Het Comand-systeem voor navigatie en infotainment staat in 2000 nog in de kinder-schoenen. Het display oogt nu verouderd, op het aandoenlijke af. Ergonomisch ontlopen beide auto’s elkaar weinig en in rijeigenschappen evenmin. Al is de Mercedes dan 270 kilo zwaarder, zijn onderstelafstemming is op comfort gericht, terwijl de Jaguar dat met een vleugje sportiviteit combineert. Dat laatste wreekt zich in de vele drempelrijke woonwijken als de achterzijde wil doorveren, maar daarin wordt tegen gehouden. Het levert een wat onevenwichtig karakter op. De S doet waarop Mercedes patent lijkt te hebben: hij neemt ze met waardigheid. Dat Airmatic-systeem is van meet af aan top.
MASSA’S KOPPEL
Woonwijken behoren echter amper tot de natuurlijke habitat van deze limousines. Met 300 pk uit grote V8-machines, gekoppeld aan een vijftraps (S) dan wel zestraps (XJ) automaat rijden ze meer dan vlotjes heel Europa door. Massa’s koppel leveren ze bovendien, zodat je ook bergpassen met gemak kunt bedwingen. Hoe sneller ze rijden, hoe meer ze zich op hun gemak voelen: de XJ wat strakker, de S wat zachter en ontspannener. In een S mag de ceo achterin niet weten wat er allemaal onder de wielen doorrolt. De Jag informeert wel, en dat maakt hem vermakelijker. Dit alles in een fluisterstil interieur. Rolgeluiden blijven op de achtergrond, maar zijn door afwezigheid van windgeruis wel hoorbaar. De Brit is knusser dan de wat kille Duitser. Niets is zo duur als een goedkope Jaguar of Mercedes. Technisch malheur ligt altijd op de loer: falende elektronica, weigerende luchtvering, hangende hemels en roest of oxidatie. Toch is niet gezegd dat alle exemplaren daarmee te maken krijgen.
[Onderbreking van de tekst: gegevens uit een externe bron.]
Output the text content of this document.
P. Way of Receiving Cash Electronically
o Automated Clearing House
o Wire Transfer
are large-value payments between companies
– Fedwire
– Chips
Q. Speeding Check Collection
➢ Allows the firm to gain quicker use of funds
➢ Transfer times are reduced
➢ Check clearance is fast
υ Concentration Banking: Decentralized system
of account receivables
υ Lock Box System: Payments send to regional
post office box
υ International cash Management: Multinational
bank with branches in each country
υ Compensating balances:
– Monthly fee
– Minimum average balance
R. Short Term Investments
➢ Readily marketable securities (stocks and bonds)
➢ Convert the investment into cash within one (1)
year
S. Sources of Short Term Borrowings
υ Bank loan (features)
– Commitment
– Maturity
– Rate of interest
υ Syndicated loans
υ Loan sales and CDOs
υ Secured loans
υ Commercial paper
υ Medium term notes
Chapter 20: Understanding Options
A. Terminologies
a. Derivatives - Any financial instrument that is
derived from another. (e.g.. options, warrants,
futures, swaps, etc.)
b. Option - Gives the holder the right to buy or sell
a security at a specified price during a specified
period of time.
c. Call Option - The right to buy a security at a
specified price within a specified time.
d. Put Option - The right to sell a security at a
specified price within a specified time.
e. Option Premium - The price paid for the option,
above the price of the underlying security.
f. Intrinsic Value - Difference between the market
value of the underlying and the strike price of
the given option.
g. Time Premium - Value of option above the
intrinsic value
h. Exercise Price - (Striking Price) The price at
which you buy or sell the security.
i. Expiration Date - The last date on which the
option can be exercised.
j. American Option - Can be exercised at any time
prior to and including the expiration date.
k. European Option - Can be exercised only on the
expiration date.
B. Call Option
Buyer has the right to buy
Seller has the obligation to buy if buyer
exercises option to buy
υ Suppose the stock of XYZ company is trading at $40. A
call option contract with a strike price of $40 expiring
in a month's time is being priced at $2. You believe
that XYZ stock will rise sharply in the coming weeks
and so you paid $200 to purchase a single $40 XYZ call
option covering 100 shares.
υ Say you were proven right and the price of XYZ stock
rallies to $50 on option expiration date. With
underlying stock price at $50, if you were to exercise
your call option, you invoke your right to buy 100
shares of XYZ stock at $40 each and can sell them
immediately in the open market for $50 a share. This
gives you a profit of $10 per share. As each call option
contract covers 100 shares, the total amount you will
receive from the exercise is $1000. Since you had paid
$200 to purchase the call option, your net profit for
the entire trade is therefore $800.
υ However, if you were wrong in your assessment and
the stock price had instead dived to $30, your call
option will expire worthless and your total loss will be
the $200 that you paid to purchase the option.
De Jaguar XJ is in youngtimer-kringen geliefd bij een breed publiek. Liefhebbers nemen de bekende kwalen op de koop toe en reserveren jaarlijks duizenden euro’s om hem rijdend te houden. Daardoor stijgt de waarde, goede exemplaren zijn honderd procent meer waard dan enkele jaren geleden. We vonden zelfs al exemplaren van boven de € 30.000.
De S-klasse heeft het nakijken. Zijn zwakke punten – roest, vering, ABC, elektronica en waterlekkage – hebben zich tegen hem gekeerd. Bovendien delft hij het onderspit tegen zijn voorganger en zijn opvolger. Zijn waarde als youngtimer en beginnende klassieker blijft steken in de lagere regionen. Voor minder dan 7,5 en 15 mille heb je een redelijk tot goed exemplaar. Oorzaak: hij wordt amper gezien als liefhebbersauto. De tijd is al met al vriendelijk voor de XJ en ongunstig voor deze S-klasse. Voor beide auto’s geldt dat het de kunst is om er een te vinden met een lage kilometerstand.
Dit artikel is gratis te downloaden in PDF-formaat. Hiervoor maak je eenmalig een AutoWeek account aan, waarna je onbeperkt uit het AutoWeek archief kunt downloaden.
Oordeel
Een afgetekende winst voor de Jaguar. Ook al kan zijn onderstel niet op tegen dat van de Mercedes, op vrijwel alle andere fronten geeft hij zijn Duitse opponent klop. Dat kan ook bijna niet anders: hij is de modernere auto en zes jaar verschil is in de automobielbouw een eeuwigheid.